The second (and subsequent) trips through, I wasn’t as stressed so I loosened the reins a bit and let go (literally) of Yoshi. The first time I was terrified of losing him. When we let him lead the way, he zipped right through.
In a house of mirrors (or this one at least) they make you wear gloves so that you don’t get your smudge-y handprints all over the glass. It makes sense. It would take away from the illusion a little if you could see where you are going because you take the one way that isn’t covered in grimy, greasy prints.
Everyone walks with their arms stretched out in front of them, trying to prevent a faceplant into a glass panel. You’re not blind, but you kind of feel like you are. You can’t really see where you’re going. It’s a strange sensation. There are walls that you can’t see.
Except for Yoshi. He could see them.
When we let him go, he walked through that thing like he was navigating through our house. He just strolled right through. It was so… weird.
The third time, we wised up and just followed behind him so that we could stop bouncing off of the walls ourselves.
“That’s what it looks like in my brain.”
At first, we thought maybe he had just memorized which turns to take. But we had backtracked so many times and turned around (and in complete circles) that it didn’t seem like a very good possibility. So we just asked him. “How did you do that?”
He said, “I just took the one that looked right.”
Okay, it’s true, the “blank” space has slightly fewer reflections. If you look really closely, they’re slightly further away, or something. I don’t know because I can’t really see it that well, even after he pointed it out. It all looks like a kaleidoscope to me.
Then he said something that rocked us to our very core. “That’s what it looks like in my brain.”
My husband and I stopped and just looked at each other (we probably bounced into a mirrored wall.) He sees in kaleidoscope?! That actually explains so much. But it was still mind blowing.
It was impossible to not believe. We saw it first-hand. He walked through that maze, glancing around and taking the correct path and only putting his hands out when there wasn’t a blank space. (Sometimes there were corners and you had to turn completely around. It was really confusing.)
But how does he see the regular world like that all the time? What does that even mean? If that is really true, how does he get through his days?

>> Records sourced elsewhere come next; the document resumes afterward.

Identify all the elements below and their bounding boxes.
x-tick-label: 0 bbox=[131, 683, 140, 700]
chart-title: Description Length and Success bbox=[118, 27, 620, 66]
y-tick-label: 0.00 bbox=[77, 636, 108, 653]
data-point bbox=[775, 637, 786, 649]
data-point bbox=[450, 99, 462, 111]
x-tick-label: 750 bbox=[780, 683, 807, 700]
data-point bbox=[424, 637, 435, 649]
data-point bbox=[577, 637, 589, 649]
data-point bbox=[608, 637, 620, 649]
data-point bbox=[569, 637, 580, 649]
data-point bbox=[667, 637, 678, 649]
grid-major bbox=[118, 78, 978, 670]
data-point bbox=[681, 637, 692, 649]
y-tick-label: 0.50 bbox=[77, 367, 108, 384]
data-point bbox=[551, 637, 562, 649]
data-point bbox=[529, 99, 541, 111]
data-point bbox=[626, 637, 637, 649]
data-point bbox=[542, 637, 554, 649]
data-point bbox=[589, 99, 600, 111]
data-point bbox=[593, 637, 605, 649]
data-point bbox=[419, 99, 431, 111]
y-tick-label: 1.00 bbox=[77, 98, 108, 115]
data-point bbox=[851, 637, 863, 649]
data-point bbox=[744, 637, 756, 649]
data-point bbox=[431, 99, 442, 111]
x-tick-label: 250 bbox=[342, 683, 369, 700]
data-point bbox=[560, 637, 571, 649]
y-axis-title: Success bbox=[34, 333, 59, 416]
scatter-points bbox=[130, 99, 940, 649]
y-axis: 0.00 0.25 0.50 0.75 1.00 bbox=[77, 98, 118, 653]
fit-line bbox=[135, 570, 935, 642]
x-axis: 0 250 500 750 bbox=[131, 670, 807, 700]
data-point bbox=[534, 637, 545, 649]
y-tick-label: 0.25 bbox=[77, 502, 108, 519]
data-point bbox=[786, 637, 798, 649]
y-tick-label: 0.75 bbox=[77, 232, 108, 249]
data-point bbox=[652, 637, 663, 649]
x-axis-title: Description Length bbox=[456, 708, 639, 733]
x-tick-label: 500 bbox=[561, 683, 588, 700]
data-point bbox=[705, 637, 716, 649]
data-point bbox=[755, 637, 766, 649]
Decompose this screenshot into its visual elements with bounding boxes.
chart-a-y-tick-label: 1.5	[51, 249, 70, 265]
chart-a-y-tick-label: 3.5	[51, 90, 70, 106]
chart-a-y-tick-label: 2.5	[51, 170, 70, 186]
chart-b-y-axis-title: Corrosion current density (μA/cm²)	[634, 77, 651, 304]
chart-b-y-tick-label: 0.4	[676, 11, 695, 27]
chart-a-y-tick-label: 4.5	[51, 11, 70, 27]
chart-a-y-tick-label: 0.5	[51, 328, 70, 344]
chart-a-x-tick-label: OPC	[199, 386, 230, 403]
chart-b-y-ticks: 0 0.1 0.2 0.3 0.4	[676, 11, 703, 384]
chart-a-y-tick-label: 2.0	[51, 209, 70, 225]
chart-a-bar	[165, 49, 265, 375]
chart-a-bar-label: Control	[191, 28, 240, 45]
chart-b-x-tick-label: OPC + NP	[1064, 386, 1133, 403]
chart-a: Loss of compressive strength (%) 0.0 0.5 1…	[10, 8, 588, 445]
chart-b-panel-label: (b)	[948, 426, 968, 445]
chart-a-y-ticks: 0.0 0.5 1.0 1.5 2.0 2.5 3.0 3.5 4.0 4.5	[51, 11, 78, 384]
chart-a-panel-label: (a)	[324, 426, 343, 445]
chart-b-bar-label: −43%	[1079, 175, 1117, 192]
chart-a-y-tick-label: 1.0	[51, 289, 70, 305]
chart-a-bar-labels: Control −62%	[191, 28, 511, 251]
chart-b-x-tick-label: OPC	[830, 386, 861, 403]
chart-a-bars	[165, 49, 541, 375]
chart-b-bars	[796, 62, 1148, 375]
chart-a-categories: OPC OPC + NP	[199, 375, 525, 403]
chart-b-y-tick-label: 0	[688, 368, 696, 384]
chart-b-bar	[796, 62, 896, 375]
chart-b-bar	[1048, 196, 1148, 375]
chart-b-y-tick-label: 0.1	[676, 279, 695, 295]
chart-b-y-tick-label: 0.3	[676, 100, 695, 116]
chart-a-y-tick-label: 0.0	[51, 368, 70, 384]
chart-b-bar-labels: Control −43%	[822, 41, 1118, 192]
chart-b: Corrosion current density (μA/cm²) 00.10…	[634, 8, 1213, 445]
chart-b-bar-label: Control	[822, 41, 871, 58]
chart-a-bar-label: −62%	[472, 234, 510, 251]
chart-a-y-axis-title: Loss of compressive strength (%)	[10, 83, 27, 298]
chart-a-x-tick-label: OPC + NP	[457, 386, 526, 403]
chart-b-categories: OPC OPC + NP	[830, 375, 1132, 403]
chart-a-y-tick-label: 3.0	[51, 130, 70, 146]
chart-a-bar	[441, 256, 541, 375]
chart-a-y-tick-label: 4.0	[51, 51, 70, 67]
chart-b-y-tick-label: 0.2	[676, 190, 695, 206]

We kind of felt like it gave us some answers and insight, but at the same time it gave us so many new questions.
I realize that he probably did not mean that he literally sees in kaleidoscope all the time. Maybe he meant that is how his thoughts line up, or that things just repeat in his brain. I am never going to understand the way my son’s my mind works. I’m never going to know what it’s like for him in there.
But of course he gets over stimulated easier than other people. It wouldn’t take much to tip the scale if that’s where you started. Everything that I learn about him teaches me how strong he is, how incredible he is.
People talk about “cures” for autism. There are promising new drugs or treatments in research that could eliminate it altogether. It’s an area that we keep an eye on, of course. It’s something that comes up in conversation in my house.
Yoshi can’t stand it. He doesn’t want to be “cured.” It upsets him for us to talk about it. I’m starting to understand why. He struggles, yes. He is different, yes. But can you imagine living your entire life looking out of a kaleidoscope and then one day having it taken away? It would be just as bad as having to learn how to suddenly start living your life looking through it.
This is Yoshi’s normal. He is comfortable in his head. He would have to learn how to live all over again. There is so much more to this disease than what we see on the outside. I think sometimes I forget that. It affects him in ways that I don’t see, in ways that I don’t know about and can’t understand.
How do you help when you don’t even understand all of the struggles? When you don’t think the same way? All I can do is love him. Learn from him. Reassure him. Remind him (all the time.) Hope, pray, and hide my tears. All I can do is love him.